Qu Yusheng, Gao Baoxi, Fang Mei, Vargas Hugo M
Safety and Exploratory Pharmacology, Toxicological Sciences, Amgen Inc., Thousand Oaks, CA 91320, USA.
J Pharmacol Toxicol Methods. 2013 Jul-Aug;68(1):74-81. doi: 10.1016/j.vascn.2013.03.001. Epub 2013 Mar 19.
Cardiac safety is of paramount importance in contemporary drug development. Efficient and sensitive evaluation of cardiac safety in the research and development of new molecular agents begins with preclinical in-vitro models. A new model that is currently under evaluation is the human embryonic stem-cell derived cardiac myocytes (hESC-CM) (Peng, Lacerda, Kirsch, Brown, & Bruening-Wright, 2010).
hESC-CM were exposed in-vitro to 15 test compounds, and action potentials (AP) recorded with perforated patch-clamp technique to assess changes in AP duration (APD90) and upstroke velocity (Vmax). The test compounds included: 10 hERG channel, 4 Na⁺ channel, and 1 IKs channel inhibitors. For comparison purposes, the test compounds were evaluated in the isolated rabbit heart assay (IRH) to determine changes in conduction (QRS) and repolarization (QTc). Potency at hERG, NaV1.5 and IKs channel was also determined.

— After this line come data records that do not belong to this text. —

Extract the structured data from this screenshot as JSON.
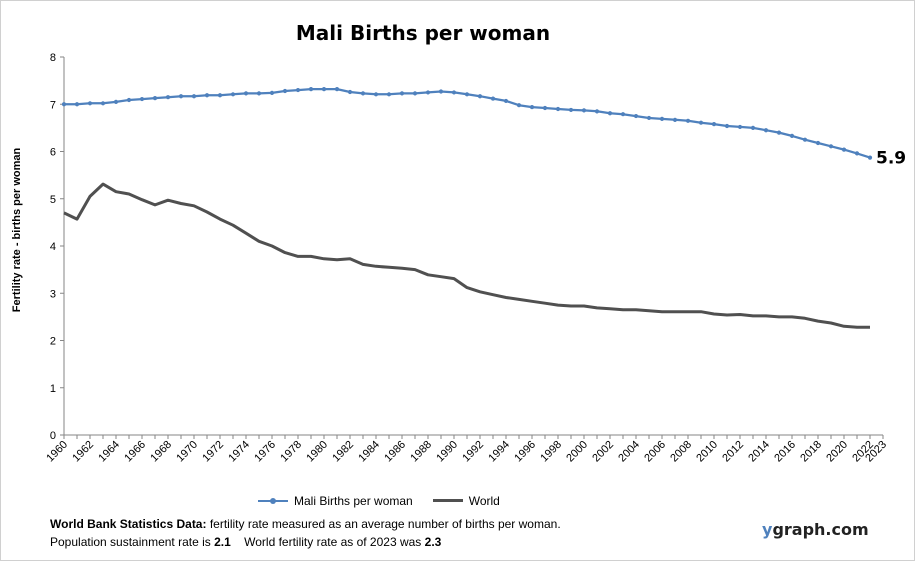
{
  "chart_data": {
    "type": "line",
    "title": "Mali Births per woman",
    "ylabel": "Fertility rate  - births per woman",
    "xlabel": "",
    "ylim": [
      0,
      8
    ],
    "yticks": [
      0,
      1,
      2,
      3,
      4,
      5,
      6,
      7,
      8
    ],
    "xlim": [
      1960,
      2023
    ],
    "xtick_labels": [
      "1960",
      "1962",
      "1964",
      "1966",
      "1968",
      "1970",
      "1972",
      "1974",
      "1976",
      "1978",
      "1980",
      "1982",
      "1984",
      "1986",
      "1988",
      "1990",
      "1992",
      "1994",
      "1996",
      "1998",
      "2000",
      "2002",
      "2004",
      "2006",
      "2008",
      "2010",
      "2012",
      "2014",
      "2016",
      "2018",
      "2020",
      "2022",
      "2023"
    ],
    "x": [
      1960,
      1961,
      1962,
      1963,
      1964,
      1965,
      1966,
      1967,
      1968,
      1969,
      1970,
      1971,
      1972,
      1973,
      1974,
      1975,
      1976,
      1977,
      1978,
      1979,
      1980,
      1981,
      1982,
      1983,
      1984,
      1985,
      1986,
      1987,
      1988,
      1989,
      1990,
      1991,
      1992,
      1993,
      1994,
      1995,
      1996,
      1997,
      1998,
      1999,
      2000,
      2001,
      2002,
      2003,
      2004,
      2005,
      2006,
      2007,
      2008,
      2009,
      2010,
      2011,
      2012,
      2013,
      2014,
      2015,
      2016,
      2017,
      2018,
      2019,
      2020,
      2021,
      2022
    ],
    "series": [
      {
        "name": "Mali Births per woman",
        "color": "#4f81bd",
        "markers": true,
        "values": [
          7.0,
          7.0,
          7.02,
          7.02,
          7.05,
          7.09,
          7.11,
          7.13,
          7.15,
          7.17,
          7.17,
          7.19,
          7.19,
          7.21,
          7.23,
          7.23,
          7.24,
          7.28,
          7.3,
          7.32,
          7.32,
          7.32,
          7.26,
          7.23,
          7.21,
          7.21,
          7.23,
          7.23,
          7.25,
          7.27,
          7.25,
          7.21,
          7.17,
          7.12,
          7.07,
          6.98,
          6.94,
          6.92,
          6.9,
          6.88,
          6.87,
          6.85,
          6.81,
          6.79,
          6.75,
          6.71,
          6.69,
          6.67,
          6.65,
          6.61,
          6.58,
          6.54,
          6.52,
          6.5,
          6.45,
          6.4,
          6.33,
          6.25,
          6.18,
          6.11,
          6.04,
          5.96,
          5.87
        ]
      },
      {
        "name": "World",
        "color": "#505050",
        "markers": false,
        "values": [
          4.7,
          4.57,
          5.05,
          5.31,
          5.15,
          5.1,
          4.98,
          4.87,
          4.97,
          4.9,
          4.85,
          4.72,
          4.57,
          4.44,
          4.27,
          4.1,
          4.0,
          3.86,
          3.78,
          3.78,
          3.73,
          3.71,
          3.73,
          3.61,
          3.57,
          3.55,
          3.53,
          3.5,
          3.39,
          3.35,
          3.31,
          3.12,
          3.03,
          2.97,
          2.91,
          2.87,
          2.83,
          2.79,
          2.75,
          2.73,
          2.73,
          2.69,
          2.67,
          2.65,
          2.65,
          2.63,
          2.61,
          2.61,
          2.61,
          2.61,
          2.56,
          2.54,
          2.55,
          2.52,
          2.52,
          2.5,
          2.5,
          2.47,
          2.41,
          2.37,
          2.3,
          2.28,
          2.28
        ]
      }
    ],
    "end_label": "5.9",
    "legend_position": "bottom"
  },
  "footnote": {
    "line1_bold": "World Bank Statistics Data:",
    "line1_rest": " fertility rate measured as an average number  of births per woman.",
    "line2_a": "Population sustainment rate is ",
    "line2_val1": "2.1",
    "line2_b": "    World fertility rate as of 2023 was ",
    "line2_val2": "2.3"
  },
  "brand": {
    "y": "y",
    "rest": "graph.com"
  }
}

For 7 of 10 hERG channel inhibitors, the potency values across the three functional assays were similar (≤5-fold). Three compounds (dofetilide, sertindole, and terfenadine) showed >10-fold discrepancy between hERG potency and inhibitory concentrations in the hESC-CM and IRH assays. Of the four Na⁺ channel inhibitors, only mexiletine exhibited similar potency values across the three assays (~3-fold); the others exhibited marked variation (>10-fold) in inhibitory potency. No effect on repolarization was observed in hESC-CM treated with a potent IKs blocker, but QTc prolongation was evident in the IRH.

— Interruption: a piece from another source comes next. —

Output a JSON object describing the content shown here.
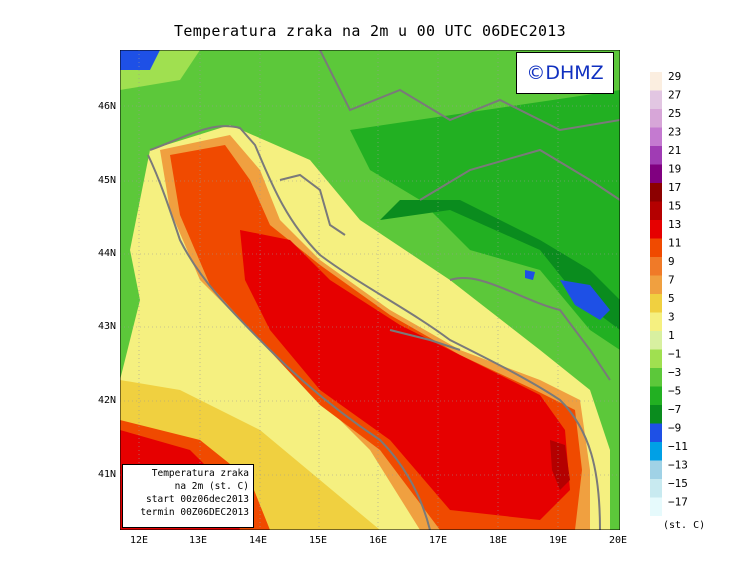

The functional data indicate that hESC-CM are sensitive for detecting repolarization delay induced by hERG channel blockade, and AP prolongation correlated with potency in the hERG channel and IRH assays. However, hESC-CM were less sensitive for detecting depolarizing delay by Na⁺ channel blockers, and unable to detect delayed repolarization caused by IKs blockade.

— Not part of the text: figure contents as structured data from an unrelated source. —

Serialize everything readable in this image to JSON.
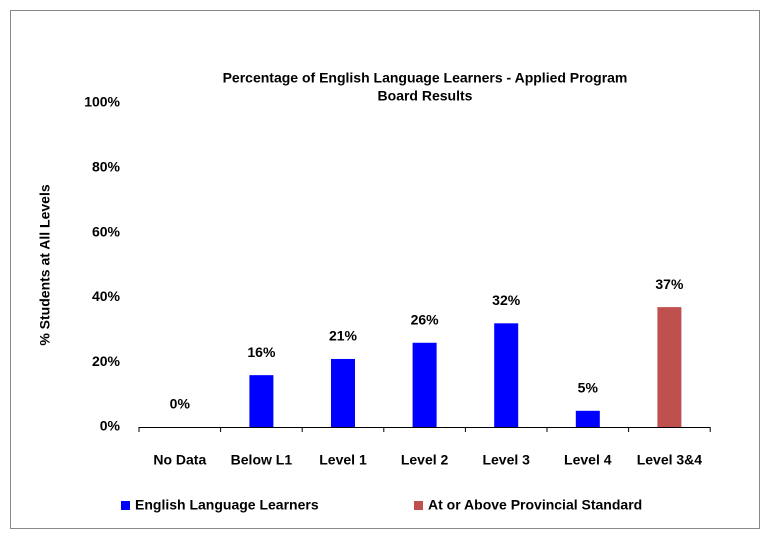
{
  "chart_data": {
    "type": "bar",
    "title": "Percentage of English Language Learners - Applied Program",
    "subtitle": "Board Results",
    "y_label": "% Students at All Levels",
    "categories": [
      "No Data",
      "Below L1",
      "Level 1",
      "Level 2",
      "Level 3",
      "Level 4",
      "Level 3&4"
    ],
    "series": [
      {
        "name": "English Language Learners",
        "color": "#0000ff",
        "values": [
          0,
          16,
          21,
          26,
          32,
          5,
          null
        ],
        "value_labels": [
          "0%",
          "16%",
          "21%",
          "26%",
          "32%",
          "5%",
          null
        ]
      },
      {
        "name": "At or Above Provincial Standard",
        "color": "#c0504d",
        "values": [
          null,
          null,
          null,
          null,
          null,
          null,
          37
        ],
        "value_labels": [
          null,
          null,
          null,
          null,
          null,
          null,
          "37%"
        ]
      }
    ],
    "ylim": [
      0,
      100
    ],
    "yticks": [
      {
        "value": 0,
        "label": "0%"
      },
      {
        "value": 20,
        "label": "20%"
      },
      {
        "value": 40,
        "label": "40%"
      },
      {
        "value": 60,
        "label": "60%"
      },
      {
        "value": 80,
        "label": "80%"
      },
      {
        "value": 100,
        "label": "100%"
      }
    ],
    "grid": false
  }
}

心脏安全性在当代药物研发中至关重要。在新分子药物的研发过程中,对心脏安全性进行高效且灵敏的评估始于临床前体外模型。目前正在评估的一种新模型是人类胚胎干细胞衍生的心肌细胞(hESC-CM)(彭、拉塞达、基尔希、布朗和布鲁宁-赖特,2010年)。
将hESC-CM在体外暴露于15种受试化合物,采用穿孔膜片钳技术记录动作电位(AP),以评估动作电位时程(APD90)和除极速度(Vmax)的变化。受试化合物包括:10种hERG通道抑制剂、4种Na⁺通道抑制剂和1种IKs通道抑制剂。为作比较,在离体兔心试验(IRH)中对受试化合物进行评估,以确定传导(QRS)和复极(QTc)的变化。还测定了受试化合物对hERG、NaV1.5和IKs通道的效力。
10种hERG通道抑制剂中的7种,在三种功能试验中的效力值相似(≤5倍)。三种化合物(多非利特、舍吲哚和特非那定)在hERG效力与hESC-CM和IRH试验中的抑制浓度之间显示出>10倍的差异。在四种Na⁺通道抑制剂中,只有美西律在三种试验中的效力值相似(约3倍);其他抑制剂的抑制效力表现出显著差异(>10倍)。用强效IKs阻滞剂处理的hESC-CM未观察到复极变化,但在IRH中QTc延长明显。
功能数据表明,hESC-CM对检测由hERG通道阻滞引起的复极延迟敏感,且动作电位延长与hERG通道和IRH试验中的效力相关。然而,hESC-CM对检测Na⁺通道阻滞剂引起的去极化延迟不太敏感,并且无法检测由IKs阻滞引起的延迟复极。